第216期 #1

警察庁広域捜査課02

 その日、八山大輔が夜遅く帰宅すると妻の美由希が玄関に来て出迎えた。
「キスしてください」
 普段そんな習慣はなかったので見返すと、妻は苦しそうな様子だった。部屋に行きソファに座らせ話すよう言った。
 午後に水原刑事が訪ねてきて、夫はまだ帰らないと言うと待たせてもらうと部屋に上がり込んできた。お茶を用意しているときに襲われ、暴行を受けたと美由希は語った。
 美由希は普段しないスカーフを首に巻いていた。八山が解くと、首にひどい青痣が刻まれていた。
「あなた。ごめんなさい」
 八山は、妻を見るたびいつも、こんなに清楚で美しい女性が自分を選んだ不思議に胸を打たれるのだった。
「君は何一つ恥じるところがない。おれは決して別れない。あいつには思い知らせてやる」
 俯き目を閉じて聞いていた美由希がハッと顔を上げ、目を見開いて言った。
「嫌。誰にも言わないで」
「これは犯罪だ」
「お願い。あなたが死ねと言えば死にます」
「二度とそんな馬鹿なことを言うな」
 語気を強めて言うと、美由希は無言のまま静かに涙を流した。
 八山は妻を強く抱きしめた。
「大丈夫。大丈夫だよ。おれたちは何も変わらない」
 数日後、八山は上司の指示で港区のホテルの501号室へ行った。水原は疑われていると気づいてないらしく、八山を部屋に入れた。
「妻からすべて聞いた」
「向こうが誘ってきたのさ。
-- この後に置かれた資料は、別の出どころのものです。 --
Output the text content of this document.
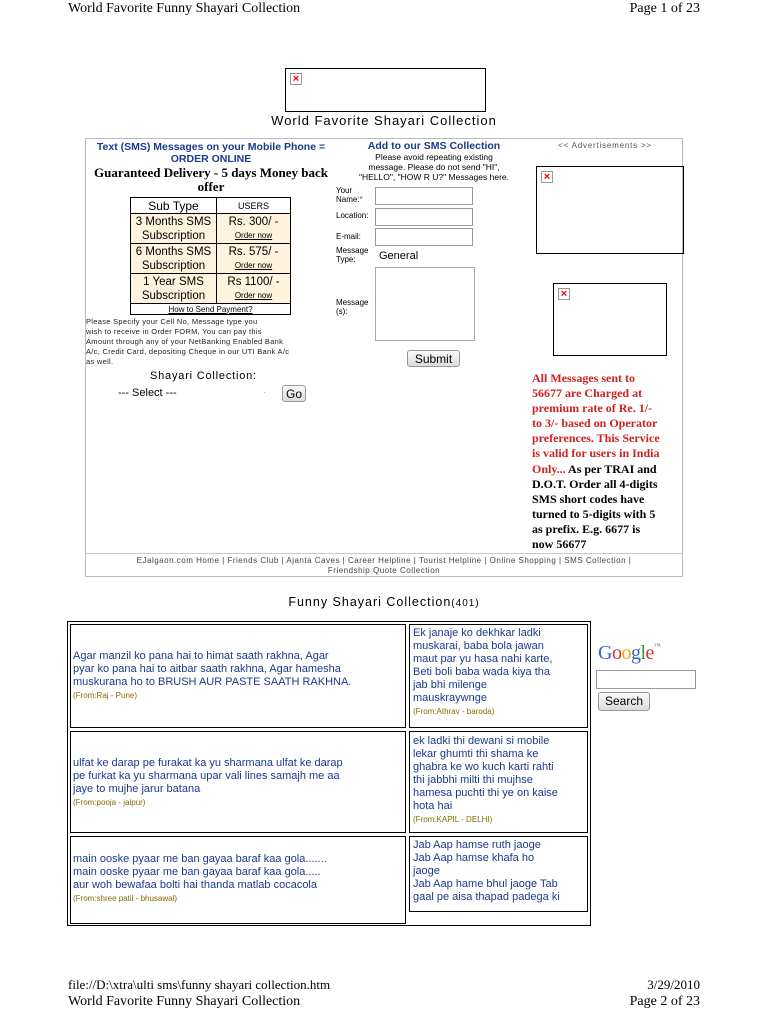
World Favorite Funny Shayari Collection	Page 1 of 23
×
World Favorite Shayari Collection
Text (SMS) Messages on your Mobile Phone =
ORDER ONLINE
Guaranteed Delivery - 5 days Money back offer
Sub Type	USERS
3 Months SMS
Subscription	Rs. 300/ -
Order now
6 Months SMS
Subscription	Rs. 575/ -
Order now
1 Year SMS
Subscription	Rs 1100/ -
Order now
How to Send Payment?	
Please Specify your Cell No, Message type you
wish to receive in Order FORM, You can pay this
Amount through any of your NetBanking Enabled Bank
A/c, Credit Card, depositing Cheque in our UTI Bank A/c
as well.
Shayari Collection:
--- Select ---	·	Go
Add to our SMS Collection
Please avoid repeating existing
message. Please do not send "HI",
"HELLO", "HOW R U?" Messages here.
Your
Name:*
Location:
E-mail:
Message
Type:	General
Message
(s):
Submit
<< Advertisements >>
×
×
All Messages sent to
56677 are Charged at
premium rate of Re. 1/-
to 3/- based on Operator
preferences. This Service
is valid for users in India
Only... As per TRAI and
D.O.T. Order all 4-digits
SMS short codes have
turned to 5-digits with 5
as prefix. E.g. 6677 is
now 56677
EJalgaon.com Home | Friends Club | Ajanta Caves | Career Helpline | Tourist Helpline | Online Shopping | SMS Collection |
Friendship Quote Collection
Funny Shayari Collection(401)
Agar manzil ko pana hai to himat saath rakhna, Agar
pyar ko pana hai to aitbar saath rakhna, Agar hamesha
muskurana ho to BRUSH AUR PASTE SAATH RAKHNA.
(From:Raj - Pune)
Ek janaje ko dekhkar ladki
muskarai, baba bola jawan
maut par yu hasa nahi karte,
Beti boli baba wada kiya tha
jab bhi milenge
mauskraywnge
(From:Athrav - baroda)
ulfat ke darap pe furakat ka yu sharmana ulfat ke darap
pe furkat ka yu sharmana upar vali lines samajh me aa
jaye to mujhe jarur batana
(From:pooja - jaipur)
ek ladki thi dewani si mobile
lekar ghumti thi shama ke
ghabra ke wo kuch karti rahti
thi jabbhi milti thi mujhse
hamesa puchti thi ye on kaise
hota hai
(From:KAPIL - DELHI)
main ooske pyaar me ban gayaa baraf kaa gola.......
main ooske pyaar me ban gayaa baraf kaa gola.....
aur woh bewafaa bolti hai thanda matlab cocacola
(From:shree patil - bhusawal)
Jab Aap hamse ruth jaoge
Jab Aap hamse khafa ho
jaoge
Jab Aap hame bhul jaoge Tab
gaal pe aisa thapad padega ki
Google™
Search
file://D:\xtra\ulti sms\funny shayari collection.htm	3/29/2010
World Favorite Funny Shayari Collection	Page 2 of 23
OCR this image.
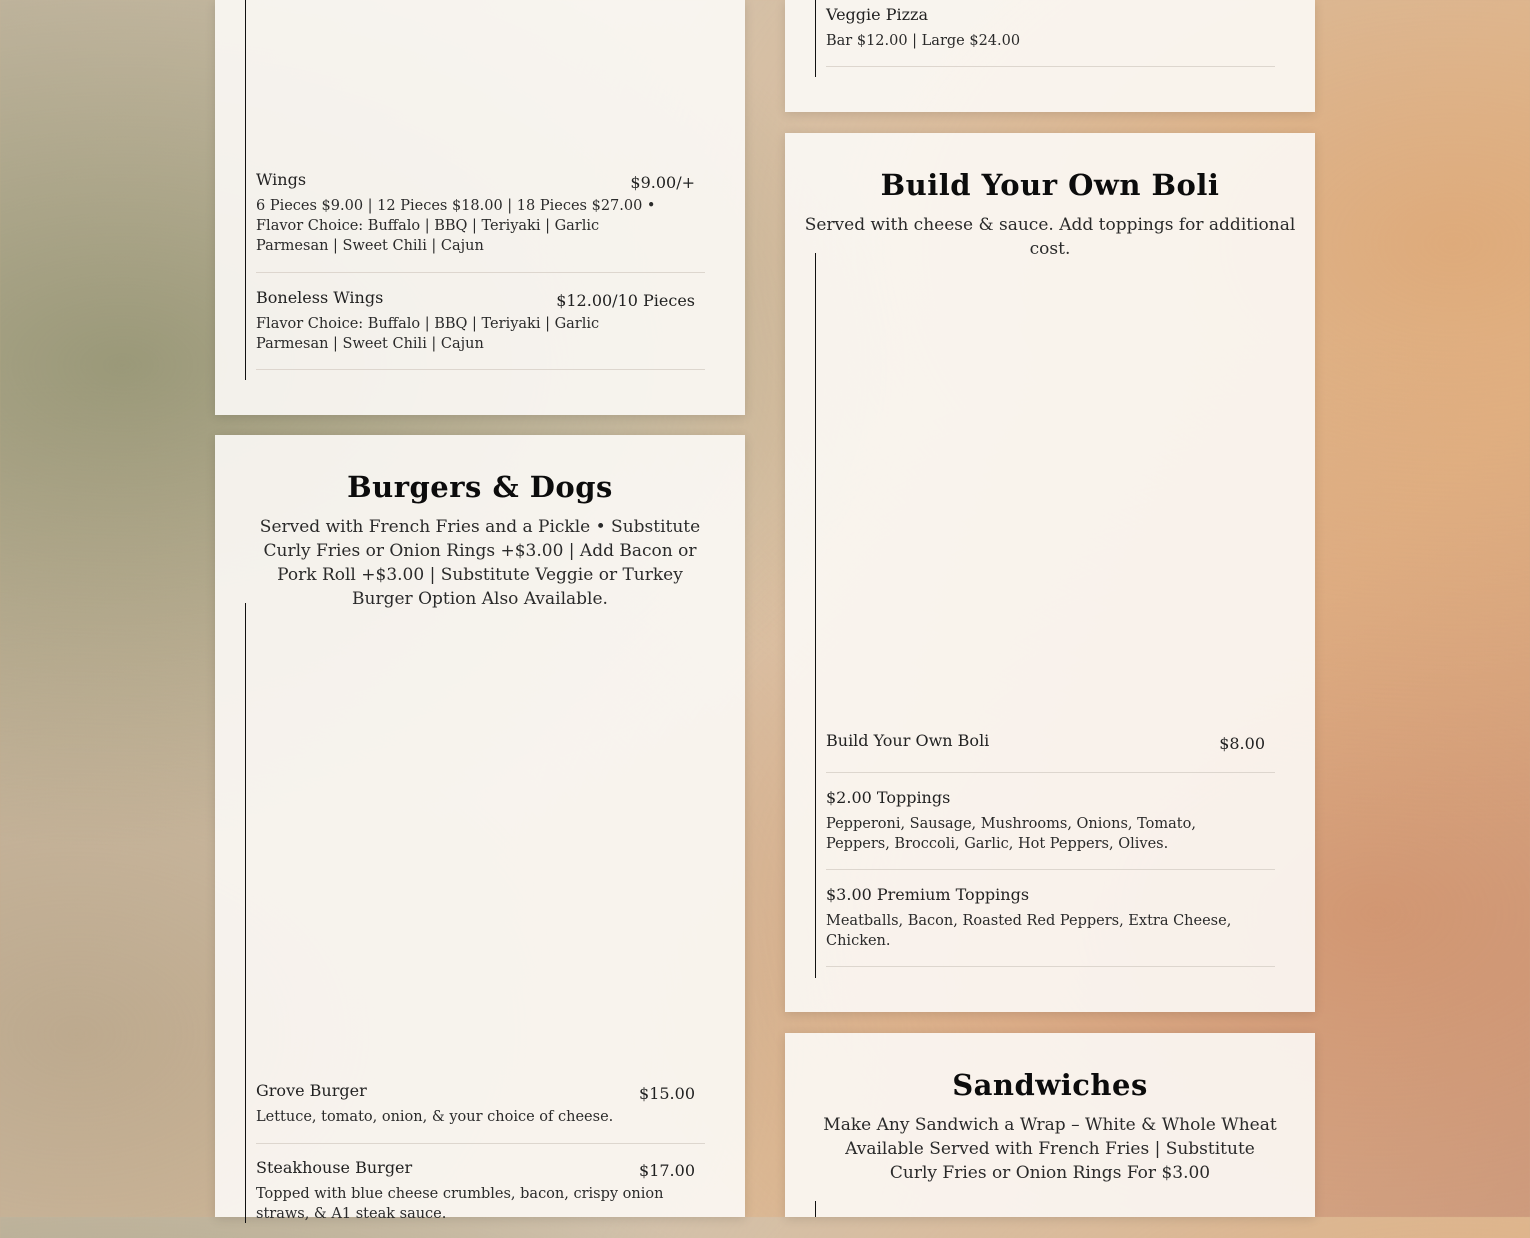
Wings	$9.00/+
6 Pieces $9.00 | 12 Pieces $18.00 | 18 Pieces $27.00 • Flavor Choice: Buffalo | BBQ | Teriyaki | Garlic Parmesan | Sweet Chili | Cajun
Boneless Wings	$12.00/10 Pieces
Flavor Choice: Buffalo | BBQ | Teriyaki | Garlic Parmesan | Sweet Chili | Cajun
Burgers & Dogs

Served with French Fries and a Pickle • Substitute Curly Fries or Onion Rings +$3.00 | Add Bacon or Pork Roll +$3.00 | Substitute Veggie or Turkey Burger Option Also Available.

Grove Burger	$15.00
Lettuce, tomato, onion, & your choice of cheese.
Steakhouse Burger	$17.00
Topped with blue cheese crumbles, bacon, crispy onion straws, & A1 steak sauce.
Veggie Pizza
Bar $12.00 | Large $24.00
Build Your Own Boli

Served with cheese & sauce. Add toppings for additional cost.

Build Your Own Boli	$8.00
$2.00 Toppings
Pepperoni, Sausage, Mushrooms, Onions, Tomato, Peppers, Broccoli, Garlic, Hot Peppers, Olives.
$3.00 Premium Toppings
Meatballs, Bacon, Roasted Red Peppers, Extra Cheese, Chicken.
Sandwiches

Make Any Sandwich a Wrap – White & Whole Wheat Available Served with French Fries | Substitute Curly Fries or Onion Rings For $3.00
いつもおまえの帰りが遅いので彼女は退屈してた。おれは彼女を慰めてやったんだ」
「おまえは妻の首を絞めた」
「彼女に頼まれたんだ。そのほうが気持ちいいそうだ。あれはそういう女さ。裁判をするならおれはそう証言するが、彼女はそれを聞きたいかな」
「今から3つ数えるうちにおまえを撃つ」
「3」
「2」
 八山は腰の銃に手を置いて水原に言った。
「男なら銃を取れ」
 錦織と部下2名が501号室に駆けつけたとき、中で銃声がした。錦織は銃を抜き、部下にも銃を構えるよう目配せした。オートロック式のドアを蹴破り突入する。
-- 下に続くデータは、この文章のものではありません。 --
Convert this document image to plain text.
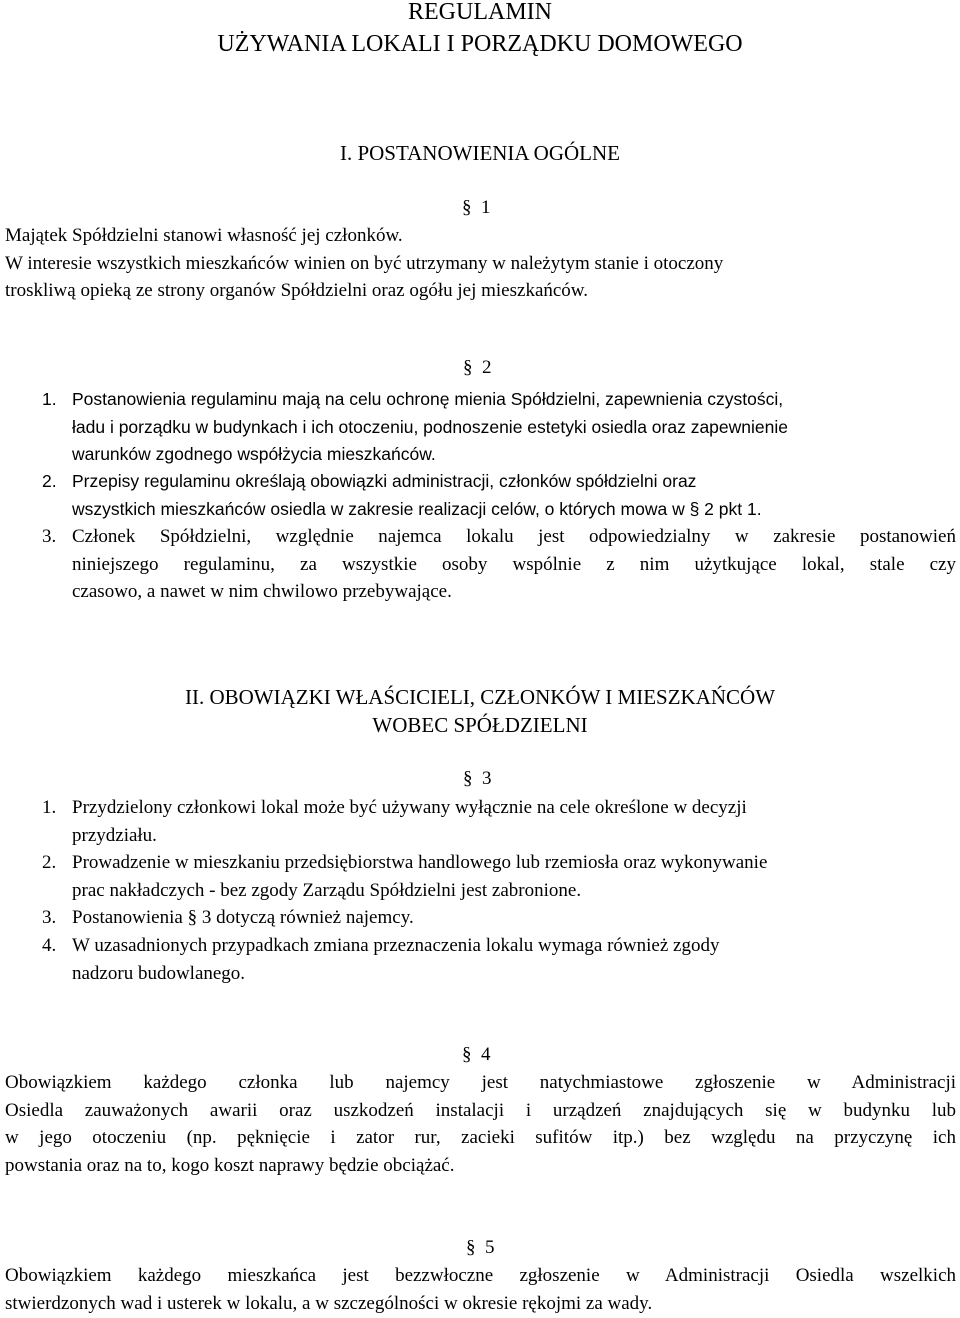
REGULAMIN
UŻYWANIA LOKALI I PORZĄDKU DOMOWEGO
I. POSTANOWIENIA OGÓLNE
§ 1
Majątek Spółdzielni stanowi własność jej członków.
W interesie wszystkich mieszkańców winien on być utrzymany w należytym stanie i otoczony
troskliwą opieką ze strony organów Spółdzielni oraz ogółu jej mieszkańców.
§ 2
1. Postanowienia regulaminu mają na celu ochronę mienia Spółdzielni, zapewnienia czystości,
ładu i porządku w budynkach i ich otoczeniu, podnoszenie estetyki osiedla oraz zapewnienie
warunków zgodnego współżycia mieszkańców.
2. Przepisy regulaminu określają obowiązki administracji, członków spółdzielni oraz
wszystkich mieszkańców osiedla w zakresie realizacji celów, o których mowa w § 2 pkt 1.
3. Członek Spółdzielni, względnie najemca lokalu jest odpowiedzialny w zakresie postanowień
niniejszego regulaminu, za wszystkie osoby wspólnie z nim użytkujące lokal, stale czy
czasowo, a nawet w nim chwilowo przebywające.
II. OBOWIĄZKI WŁAŚCICIELI, CZŁONKÓW I MIESZKAŃCÓW
WOBEC SPÓŁDZIELNI
§ 3
1. Przydzielony członkowi lokal może być używany wyłącznie na cele określone w decyzji
przydziału.
2. Prowadzenie w mieszkaniu przedsiębiorstwa handlowego lub rzemiosła oraz wykonywanie
prac nakładczych - bez zgody Zarządu Spółdzielni jest zabronione.
3. Postanowienia § 3 dotyczą również najemcy.
4. W uzasadnionych przypadkach zmiana przeznaczenia lokalu wymaga również zgody
nadzoru budowlanego.
§ 4
Obowiązkiem każdego członka lub najemcy jest natychmiastowe zgłoszenie w Administracji
Osiedla zauważonych awarii oraz uszkodzeń instalacji i urządzeń znajdujących się w budynku lub
w jego otoczeniu (np. pęknięcie i zator rur, zacieki sufitów itp.) bez względu na przyczynę ich
powstania oraz na to, kogo koszt naprawy będzie obciążać.
§ 5
Obowiązkiem każdego mieszkańca jest bezzwłoczne zgłoszenie w Administracji Osiedla wszelkich
stwierdzonych wad i usterek w lokalu, a w szczególności w okresie rękojmi za wady.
 部屋には、ソファに座った水原が胸から血を流して死んでおり、その前に銃を手にした八山が立っていた。
 錦織が八山を怒鳴りつけた。
「なぜ撃った。麻薬密売の唯一の手掛かりだぞ」
「逮捕しようとしたら銃を抜いたので。申し訳ありません」
 再度見ると、確かに水原は銃を握っていた。錦織は眉間を手で抑えしばし俯いた。やがて顔を上げ八山の二の腕を軽く叩いた。